Despite producing an NFL All-Pro in Khalil Mack and touting a local favorite in Joe Licata, UB Football has consistently fallen short in victories, bowl appearances and in attendance - resulting in relative anonymity regionally and nationally - while still receiving a large portion of the budget. Unlike schools from power conferences, the Bulls aren't bailed out by TV revenue.
Foreboding signs pointed to bleak future for men's soccer, smack in the face of the program's most successful two-year run in program history - which featured to trips to the MAC title game, a total of 20 wins and the Bulls' first-ever Major League Soccer draft pick, Cicerone.
Riddle's departure - and his reasons for jumping ship - pointed to a rotting situation behind the scenes. Division I men's soccer programs are allotted a maximum of 9.9 scholarships and somehow UB, under the guise of wanting to be the "flagship institution for men's soccer in New York," permitted Riddle only 7.2, tied for the fewest in the Big 4.
The message from administration was clear: "It does not matter how well you play. We're not helping by increasing your resources." It's possible Riddle foresaw the program's demise.
Empty promises - often used as recruiting tools - rubbed salt in the wound. Plans for a soccer-specific stadium on North Campus, which coaches and players deemed crucial to keep pace with the five other conference schools, were teased for five years, with the billionaire father of a UB recruit even offering to help the project come to fruition.
Soccer-specific stadiums, which fueled the growth of MLS, have become a necessity for any good college soccer program. Akron's Cub Cadet Field is absolutely beautiful - the seating is almost on top of the pitch, and the reasonable capacity (5,800) makes the surroundings seem less of a barren wasteland than UB Stadium's 29,013 seats.
The track that separated the field from the stands made players look like ants, and the banter between players, the crunch of hard tackles and the howls of coaches was lost to fans. Of the Big 4 stadiums, UB Stadium is far and away the worst venue to take in a match.
Once the hopes for a soccer-specific stadium petered out in 2015 - for undisclosed reasons, although it's easy to make assumptions from the current budget - the Bulls' coaches and players fought to finally have their own locker room built in UB Stadium. Previously, the players shared an area inside the Alumni Arena public locker room with the tennis and swimming teams.

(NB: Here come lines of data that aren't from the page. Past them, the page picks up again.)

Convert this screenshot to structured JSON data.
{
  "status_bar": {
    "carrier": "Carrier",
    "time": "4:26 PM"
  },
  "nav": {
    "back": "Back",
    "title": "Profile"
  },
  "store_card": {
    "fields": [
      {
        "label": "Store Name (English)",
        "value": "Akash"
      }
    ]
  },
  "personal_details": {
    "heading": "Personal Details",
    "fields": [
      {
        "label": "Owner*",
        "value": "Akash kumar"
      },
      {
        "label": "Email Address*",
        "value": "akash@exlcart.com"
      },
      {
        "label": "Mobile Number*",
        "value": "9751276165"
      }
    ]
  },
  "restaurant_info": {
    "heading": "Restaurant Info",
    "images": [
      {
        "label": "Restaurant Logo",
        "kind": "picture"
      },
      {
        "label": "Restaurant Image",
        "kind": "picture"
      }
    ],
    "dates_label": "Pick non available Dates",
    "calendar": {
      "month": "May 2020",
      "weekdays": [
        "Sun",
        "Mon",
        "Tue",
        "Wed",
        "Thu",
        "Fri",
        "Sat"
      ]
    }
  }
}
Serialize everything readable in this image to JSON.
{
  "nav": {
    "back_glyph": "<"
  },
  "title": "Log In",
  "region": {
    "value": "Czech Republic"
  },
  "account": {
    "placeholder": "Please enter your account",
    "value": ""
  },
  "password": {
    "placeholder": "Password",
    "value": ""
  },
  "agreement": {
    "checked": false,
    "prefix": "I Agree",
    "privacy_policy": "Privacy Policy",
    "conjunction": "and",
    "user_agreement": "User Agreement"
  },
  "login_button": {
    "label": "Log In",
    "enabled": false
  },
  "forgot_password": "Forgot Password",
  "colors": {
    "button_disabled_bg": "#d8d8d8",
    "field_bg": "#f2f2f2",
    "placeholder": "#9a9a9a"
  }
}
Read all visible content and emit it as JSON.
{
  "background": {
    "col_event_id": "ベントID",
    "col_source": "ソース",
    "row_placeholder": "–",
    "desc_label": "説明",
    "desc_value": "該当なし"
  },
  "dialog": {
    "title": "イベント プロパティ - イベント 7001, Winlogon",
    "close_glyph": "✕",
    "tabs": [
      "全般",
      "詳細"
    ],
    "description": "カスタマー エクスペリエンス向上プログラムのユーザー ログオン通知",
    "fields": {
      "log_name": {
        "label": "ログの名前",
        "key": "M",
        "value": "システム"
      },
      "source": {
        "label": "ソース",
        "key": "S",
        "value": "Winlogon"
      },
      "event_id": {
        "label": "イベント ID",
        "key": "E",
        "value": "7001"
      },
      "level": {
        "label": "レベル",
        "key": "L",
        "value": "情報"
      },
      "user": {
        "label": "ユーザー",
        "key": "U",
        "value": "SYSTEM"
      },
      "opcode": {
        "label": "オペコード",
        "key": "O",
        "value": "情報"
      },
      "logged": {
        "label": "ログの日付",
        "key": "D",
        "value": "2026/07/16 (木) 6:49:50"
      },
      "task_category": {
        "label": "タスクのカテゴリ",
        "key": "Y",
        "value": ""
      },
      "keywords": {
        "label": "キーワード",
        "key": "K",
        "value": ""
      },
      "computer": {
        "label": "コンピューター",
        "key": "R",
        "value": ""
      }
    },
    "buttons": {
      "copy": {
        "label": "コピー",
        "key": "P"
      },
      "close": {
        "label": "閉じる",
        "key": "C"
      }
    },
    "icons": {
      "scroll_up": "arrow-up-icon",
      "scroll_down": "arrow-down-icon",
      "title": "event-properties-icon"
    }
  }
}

When donations were made - including significant portions by the parents of players - the end result was a UB Stadium locker room, with no showers, that had to be shared with the women's team. In other words, men's soccer could not even leave their gear in the stadium.
Ultimately, it probably wouldn't have mattered if UB men's soccer had beaten Akron the last two years in the Mid-American Conference finals. The team - which just happened to earn the highest collective GPA among UB's sports teams last year - was the sacrificial lamb of misguided athletic spending, meeting the same fate as men's baseball, men's swimming and diving, and women's rowing.
While football players slept peacefully in nearby hotels before home games, men's soccer players were recruited with false promises from a university and athletics department that considered them an afterthought.
Your own locker room? Forget about it. A soccer-specific stadium, partially covered by donations, simply to match the commitment of your conference foes? Nope, not that either.
It's a shame UB chose not to support men's soccer as well as the team represented the university.